Continuous Functions and Metric Spaces

Question

Let $(X, d_x)$ and $(Y, d_y)$ be metric spaces. Let $f: X \rightarrow Y$ be a function.

Show that $f$ is continuous (w.r.t. the metrics $d_x, d_y$) if and only if $f$ inverts closed sets to closed sets.

I know that a continuous function maps compact sets to compact sets. Would the proof for this have something to do with that? Since compact sets are closed and bounded, it makes sense that a continuous function has to map closed sets to closed sets (for the compact sets to compact sets fact to hold).

I'm a bit stuck on the closed sets to closed sets $\implies$ continuous function part. Every point in a closed set is an accumulation point; and, for a function to be continuous, whenever a real sequence $(a_n)$ converges to $p$, then $f(a_n)$ must converge to $f(p)$ as well. How do I make the connection between the RHS and LHS?

Any help would be greatly appreciated. Thank you.

Answer 1

You don't have to think about compactness. Remember that a function is continuous if and only if the preimage of an open set is always open.

Suppose that for any closed set $V \subset Y$ we have that $f^{-1}(V)$ is closed.
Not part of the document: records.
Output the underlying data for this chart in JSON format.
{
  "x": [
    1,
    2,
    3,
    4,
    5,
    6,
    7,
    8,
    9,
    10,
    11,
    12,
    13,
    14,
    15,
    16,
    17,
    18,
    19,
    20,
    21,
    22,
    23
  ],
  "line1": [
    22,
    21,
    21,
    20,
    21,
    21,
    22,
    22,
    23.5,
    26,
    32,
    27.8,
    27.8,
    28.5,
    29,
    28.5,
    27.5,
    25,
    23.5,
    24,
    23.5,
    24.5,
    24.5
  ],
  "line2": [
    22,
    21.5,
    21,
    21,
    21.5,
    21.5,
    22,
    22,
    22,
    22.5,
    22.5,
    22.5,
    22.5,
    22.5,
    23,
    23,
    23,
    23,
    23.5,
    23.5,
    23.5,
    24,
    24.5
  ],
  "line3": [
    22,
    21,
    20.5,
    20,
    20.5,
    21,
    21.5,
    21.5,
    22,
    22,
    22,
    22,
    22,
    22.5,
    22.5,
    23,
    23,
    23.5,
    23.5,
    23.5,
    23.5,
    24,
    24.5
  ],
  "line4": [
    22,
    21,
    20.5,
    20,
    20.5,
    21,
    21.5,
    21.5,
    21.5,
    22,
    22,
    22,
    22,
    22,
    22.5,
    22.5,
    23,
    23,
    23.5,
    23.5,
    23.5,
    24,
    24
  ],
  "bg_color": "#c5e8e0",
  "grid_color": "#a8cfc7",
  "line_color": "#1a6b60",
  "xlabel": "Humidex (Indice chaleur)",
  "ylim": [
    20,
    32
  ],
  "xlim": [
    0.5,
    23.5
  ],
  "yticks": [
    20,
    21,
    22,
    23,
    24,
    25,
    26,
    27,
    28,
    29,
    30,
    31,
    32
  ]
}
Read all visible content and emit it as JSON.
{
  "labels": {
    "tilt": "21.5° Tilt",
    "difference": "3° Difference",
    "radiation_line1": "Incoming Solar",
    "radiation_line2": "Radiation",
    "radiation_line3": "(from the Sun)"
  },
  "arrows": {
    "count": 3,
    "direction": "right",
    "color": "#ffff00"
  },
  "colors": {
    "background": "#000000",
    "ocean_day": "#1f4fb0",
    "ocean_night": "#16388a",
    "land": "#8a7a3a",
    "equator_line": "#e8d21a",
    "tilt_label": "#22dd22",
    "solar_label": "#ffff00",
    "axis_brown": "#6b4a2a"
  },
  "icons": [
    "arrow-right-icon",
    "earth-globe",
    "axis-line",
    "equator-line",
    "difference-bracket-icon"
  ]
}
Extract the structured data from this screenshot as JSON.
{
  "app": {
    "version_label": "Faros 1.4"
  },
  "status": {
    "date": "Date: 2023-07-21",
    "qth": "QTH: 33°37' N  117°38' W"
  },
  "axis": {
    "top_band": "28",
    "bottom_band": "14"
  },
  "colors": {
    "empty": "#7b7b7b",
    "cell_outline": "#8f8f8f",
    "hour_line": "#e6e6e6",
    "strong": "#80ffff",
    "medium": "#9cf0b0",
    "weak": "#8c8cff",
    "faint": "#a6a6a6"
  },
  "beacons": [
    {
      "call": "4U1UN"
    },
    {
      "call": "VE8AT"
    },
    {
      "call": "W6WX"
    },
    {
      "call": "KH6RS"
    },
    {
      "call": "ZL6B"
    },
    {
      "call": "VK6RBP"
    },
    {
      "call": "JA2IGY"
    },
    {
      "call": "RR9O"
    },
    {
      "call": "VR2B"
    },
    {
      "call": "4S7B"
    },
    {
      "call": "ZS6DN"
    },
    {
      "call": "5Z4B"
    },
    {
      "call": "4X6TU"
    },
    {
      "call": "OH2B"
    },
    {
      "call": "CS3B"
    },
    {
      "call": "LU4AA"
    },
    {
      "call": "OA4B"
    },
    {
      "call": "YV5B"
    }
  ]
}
Let $U \subset Y$ be open. Then the complement $Y \setminus U$ is closed (by definition). From basic set theory (https://proofwiki.org/wiki/Preimage_of_Set_Difference_under_Mapping), $$ f^{-1}(Y \setminus U) = f^{-1}(Y) \setminus f^{-1}(U) = X \setminus f^{-1}(U) $$ Thus $X \setminus f^{-1}(U)$ is closed, so $f^{-1}(U)$ is open. Thus $f$ is continuous.

Answer 2

No, it has nothing to do with compactness.
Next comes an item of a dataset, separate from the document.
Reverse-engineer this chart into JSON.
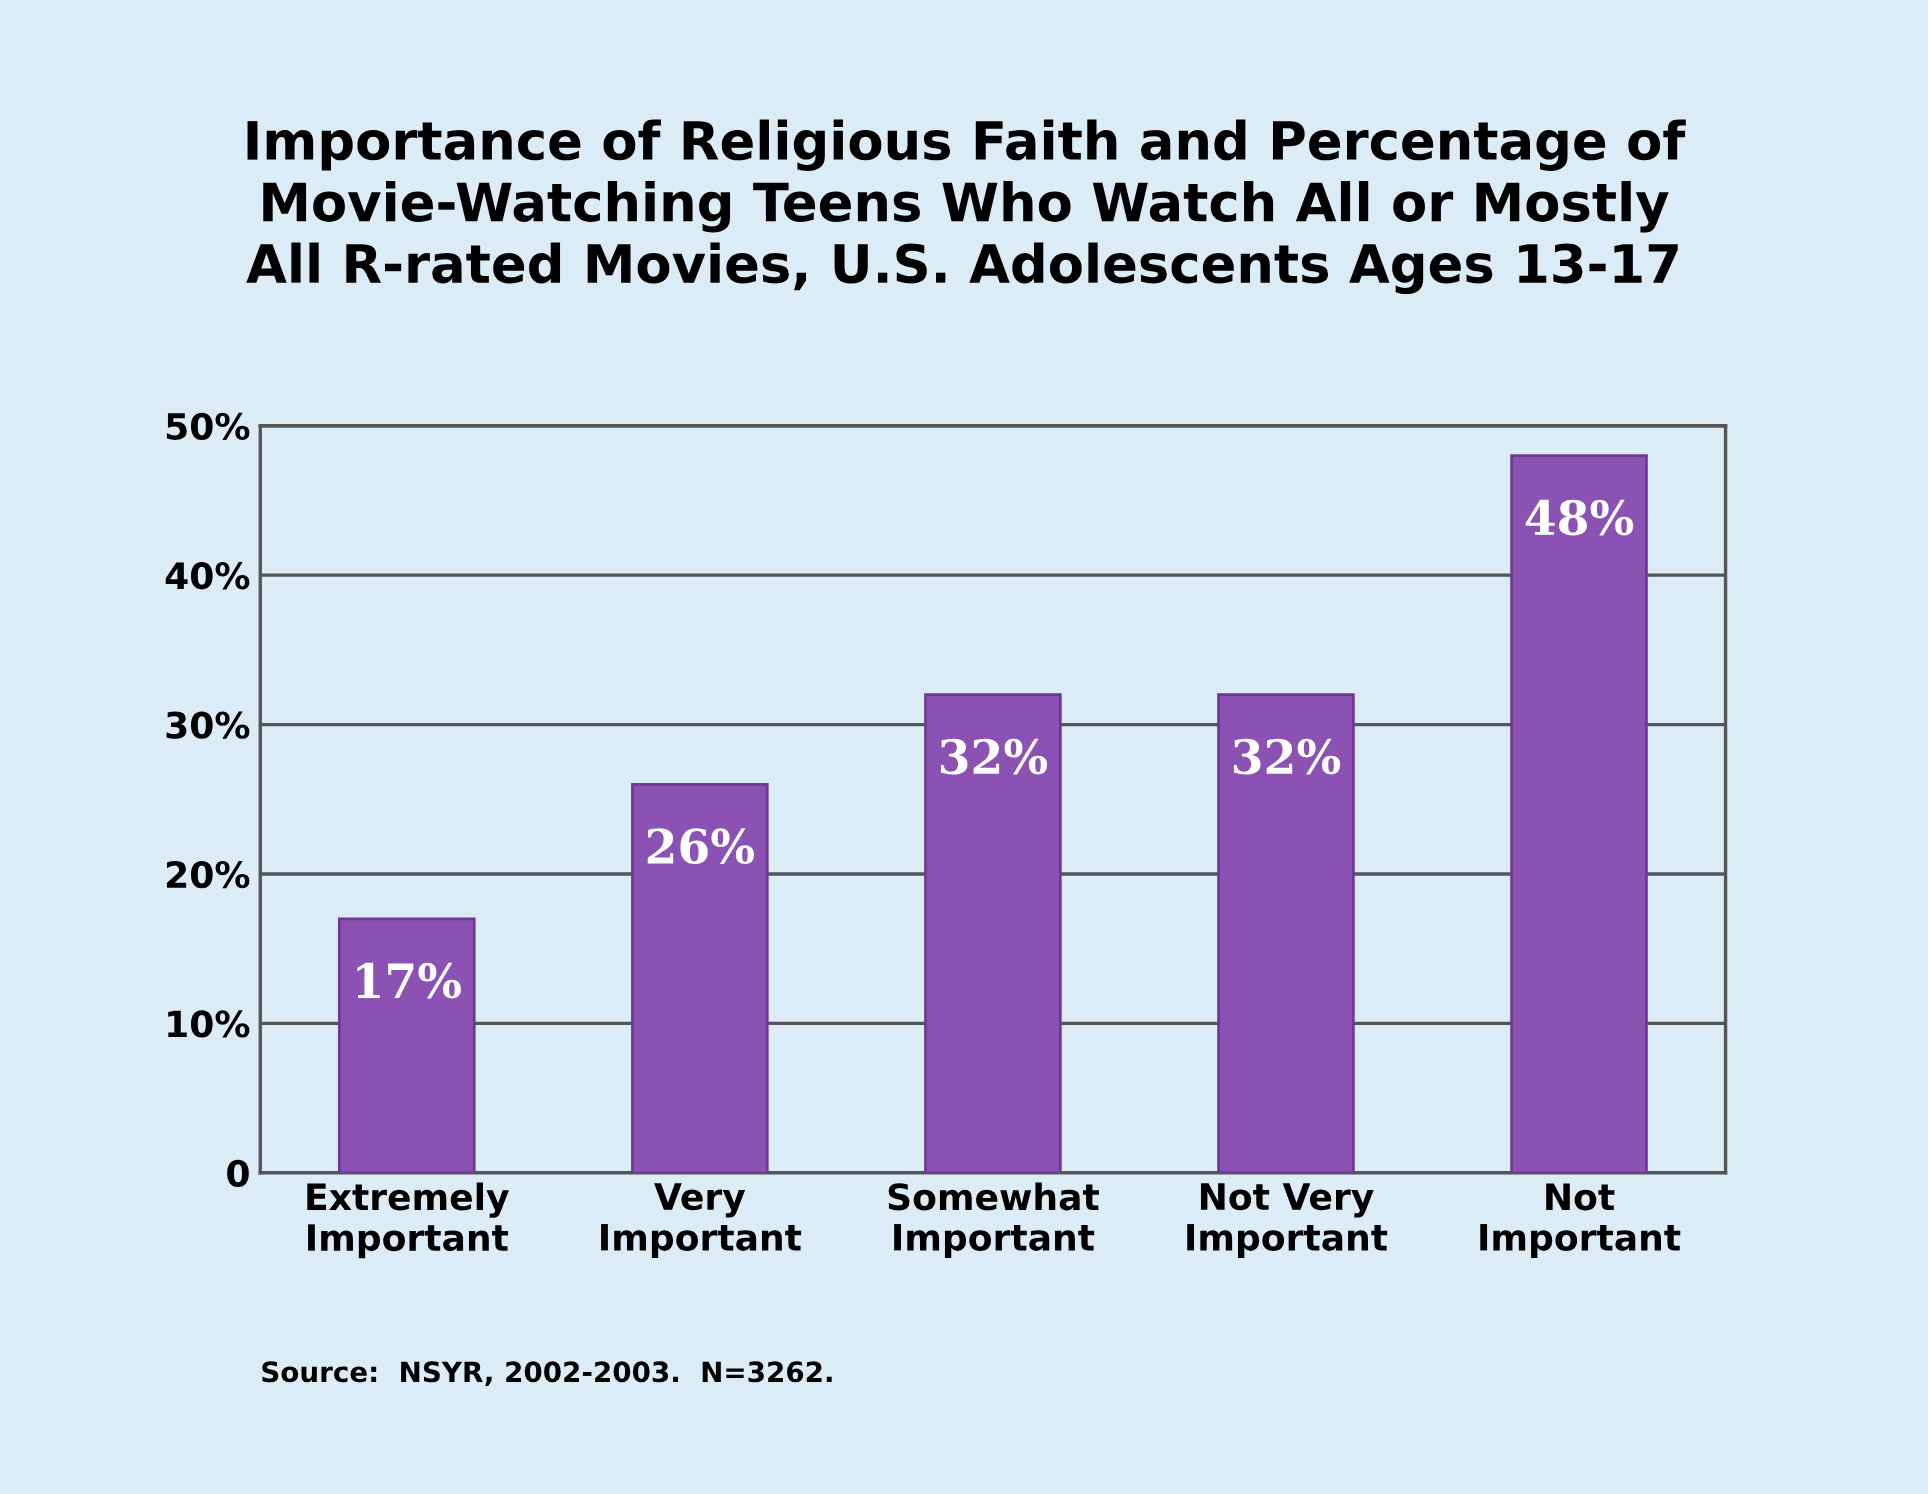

Rather, to show the if and only if statement, first we note that $f$ inverts closed sets to closed sets if and only if $f$ inverts open sets to open sets, since we have the formula that $f^{-1}(Y-G)=X-f^{-1}(G)$.

Now observe that any open set $G$ in metric space can be written as $G=\displaystyle\bigcup_{i}B(x_{i},r_{i})$ for some open balls $B(x_{i},r_{i})$.

And we have the formula that $f^{-1}\left(\displaystyle\bigcup_{i} B(x_{i},r_{i})\right)=f^{-1}(B(x_{i},r_{i}))$.

Finally, for the statement like $d_{X}(y,x)<\delta\rightarrow d_{Y}(f(y),f(x))<\epsilon$ indicates that $B_{X}(x,\delta)\subseteq f^{-1}(B(f(x),\epsilon))$.

Answer 3

Another definition of continuity of a function is Topological sense is that if $f:X\rightarrow Y$ is a continuous function where $X$ and $Y$ are two Topological spaces then, for any open set $U\subset Y$, $f^{-1}(U)$ is open in X.

Since every metric space is a Topological space so the above holds in metric space too.

Now for any closed set $F\subset Y$ we have $Y\setminus F$ is open in $Y$. By the definition $f^{-1}(Y\setminus F)$ is open in $X$ implies, $f^{-1}(Y)\setminus f^{-1}(F)$ is open in $X$ implies, $X\setminus f^{-1}(F)$ open in $X$ hence, $f^{-1}(F)$ is closed in $X$. Converse holds by similar arguments.